Researchers at the University of Bristol seem to have pitched upon a protein that could do the trick. The SUMO protein acts to damp down the amount of information transmitted to cells.
And so boosting the level of the protein in the brain could the key to tackling diseases such as epilepsy and schizophrenia, the Bristol scientists think.
There are 100 million nerve cells in the brain, which each have 10,000 connections, called synapses, which link to other nerves cells.
These connections chemically transmit information that control brain function via proteins called receptors.

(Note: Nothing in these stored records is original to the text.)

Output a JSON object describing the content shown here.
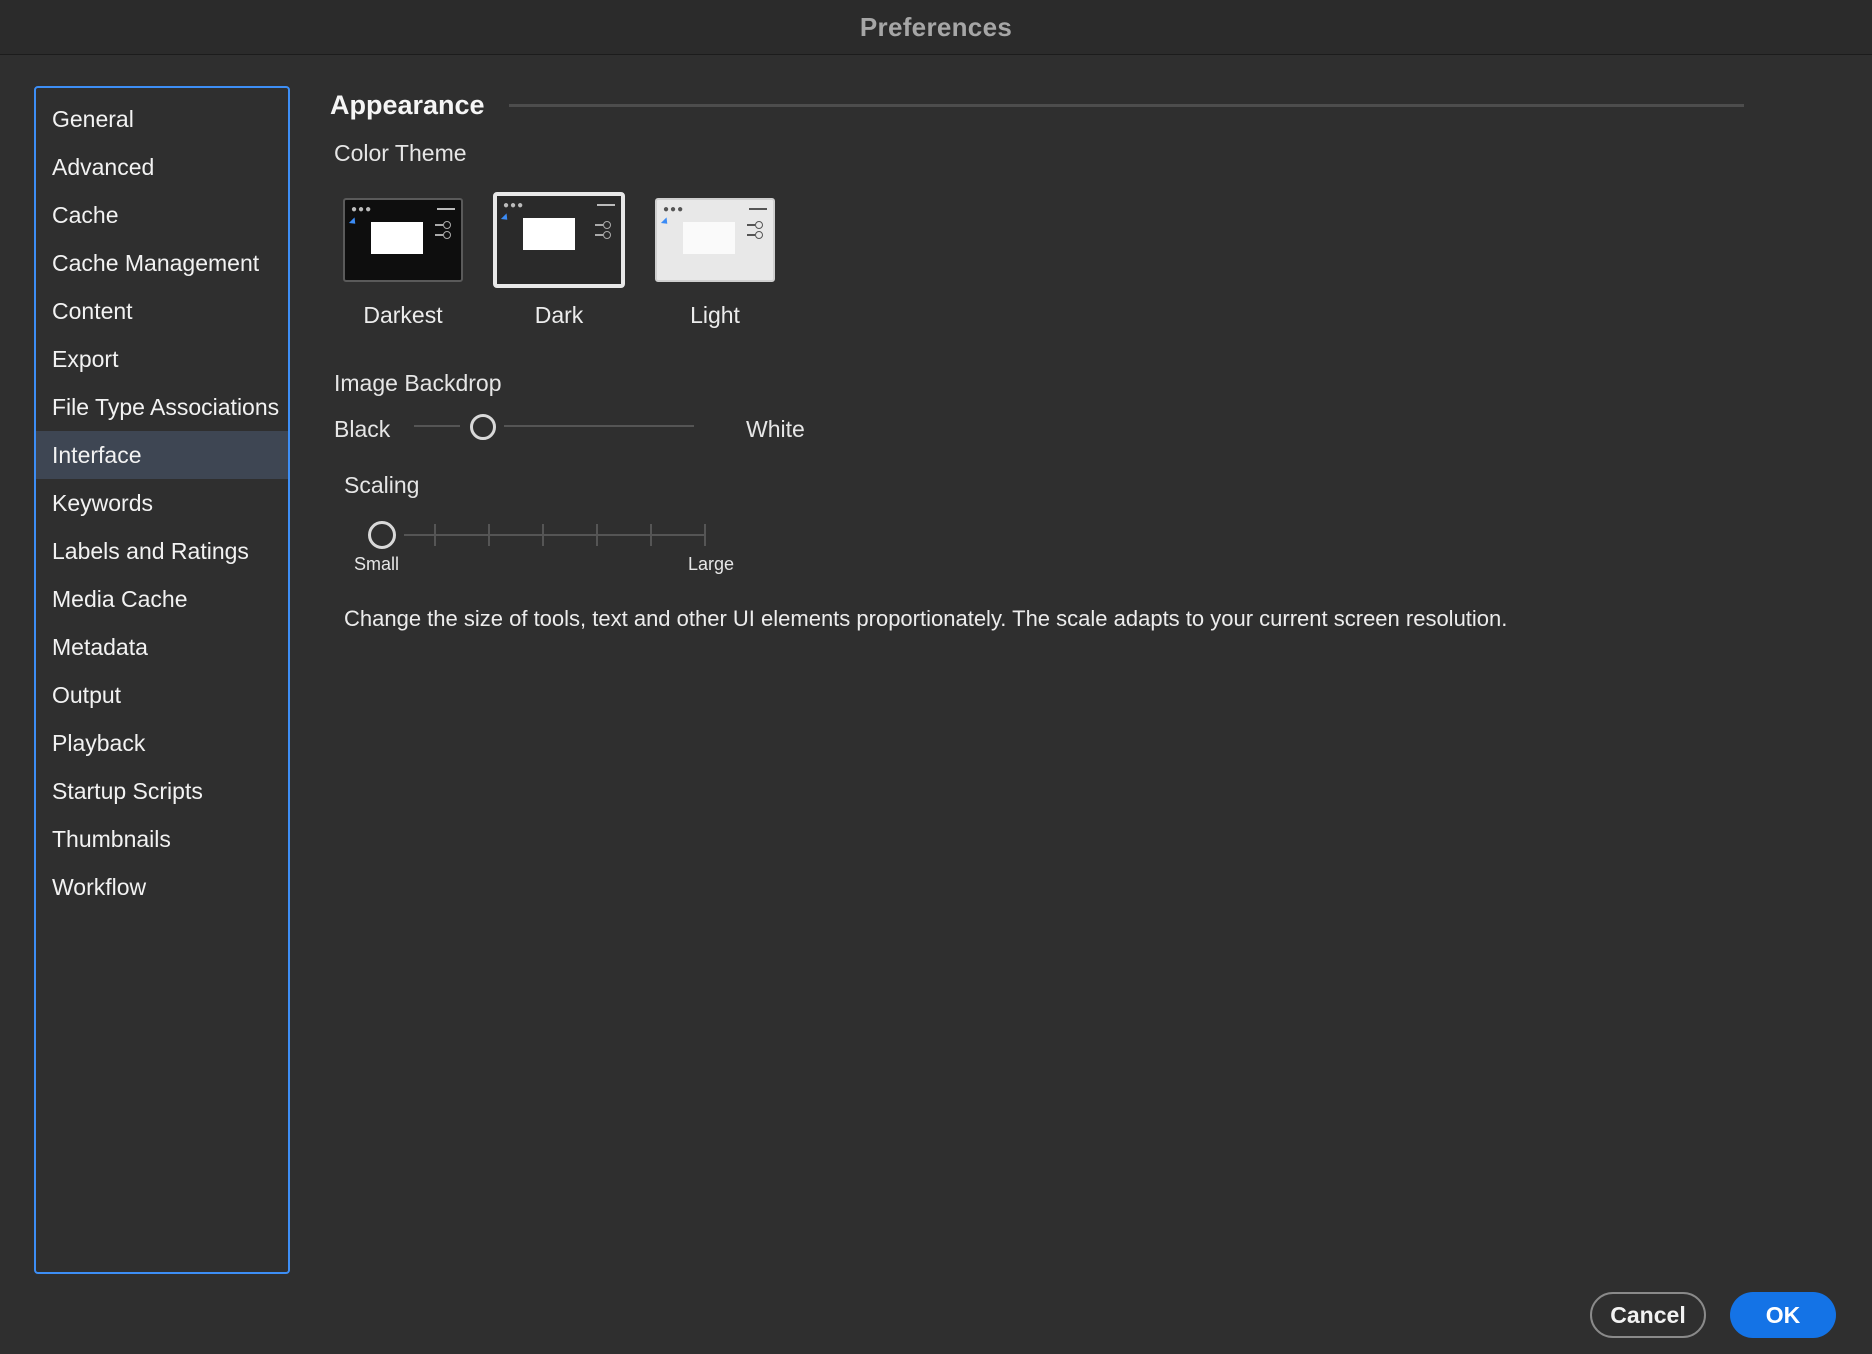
{
  "window": {
    "title": "Preferences"
  },
  "sidebar": {
    "items": [
      {
        "label": "General"
      },
      {
        "label": "Advanced"
      },
      {
        "label": "Cache"
      },
      {
        "label": "Cache Management"
      },
      {
        "label": "Content"
      },
      {
        "label": "Export"
      },
      {
        "label": "File Type Associations"
      },
      {
        "label": "Interface",
        "selected": true
      },
      {
        "label": "Keywords"
      },
      {
        "label": "Labels and Ratings"
      },
      {
        "label": "Media Cache"
      },
      {
        "label": "Metadata"
      },
      {
        "label": "Output"
      },
      {
        "label": "Playback"
      },
      {
        "label": "Startup Scripts"
      },
      {
        "label": "Thumbnails"
      },
      {
        "label": "Workflow"
      }
    ]
  },
  "appearance": {
    "heading": "Appearance",
    "color_theme_label": "Color Theme",
    "themes": [
      {
        "label": "Darkest",
        "selected": false
      },
      {
        "label": "Dark",
        "selected": true
      },
      {
        "label": "Light",
        "selected": false
      }
    ],
    "image_backdrop": {
      "label": "Image Backdrop",
      "min_label": "Black",
      "max_label": "White",
      "value_fraction": 0.22
    },
    "scaling": {
      "label": "Scaling",
      "min_label": "Small",
      "max_label": "Large",
      "value_fraction": 0.0
    },
    "description": "Change the size of tools, text and other UI elements proportionately. The scale adapts to your current screen resolution."
  },
  "buttons": {
    "cancel": "Cancel",
    "ok": "OK"
  },
  "colors": {
    "accent": "#1473e6",
    "sidebar_border": "#3d8ef5",
    "selected_item": "#3e4653",
    "background": "#2f2f2f"
  }
}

These processes are believed to be the basis of learning and memory.
In a healthy brain, synapses can modify how efficiently they work, by increasing or decreasing the amount of information transmitted.
Having too much information is a problem, but so is having too little which can cause conditions including coma.
The researchers, who carried out work on rats, found that when one type of receptor, the kainate receptor, receives a chemical signal a small protein called SUMO attaches itself.
SUMO pulls the kainate receptor out of the synapse, stopping it from receiving information from other cells and making the cell less excitable.
The scientists who discovered SUMO's role say it is interesting because it means the receptor is not destroyed, but simply lies dormant, meaning the dangers of completely cutting off communication between cells should be avoided.
Professor Jeremy Henley, who led the research, said: "We have found one mechanism that regulates the flow of information between cells in the brain.
"It is possible that increasing the amount of SUMO attached to kainate receptors - which would reduce communication between the cells - could be a way to treat epilepsy by preventing over-excitation."
The researchers say that their findings could also provide insight into other brain diseases that are characterised by too much synaptic activity, like schizophrenia, which could one day lead to new drugs.
Professor Ley Sander, an epilepsy expert at the Institute of Neurology, said the work was at early stages but was interesting.
"This is an additional part of the puzzle and it is interesting to learn more about brain processes.
"But we are talking about five to 10 years if this is really going to make a big difference." Jo Loughran, of the mental health charity Rethink, said: "We welcome this exciting new research and hope that one day it could make a difference to the thousands of people living with severe mental illnesses like schizophrenia.
"We would like to see continued investment in such research that will lead to a third generation of antipsychotic medicines with fewer side effects."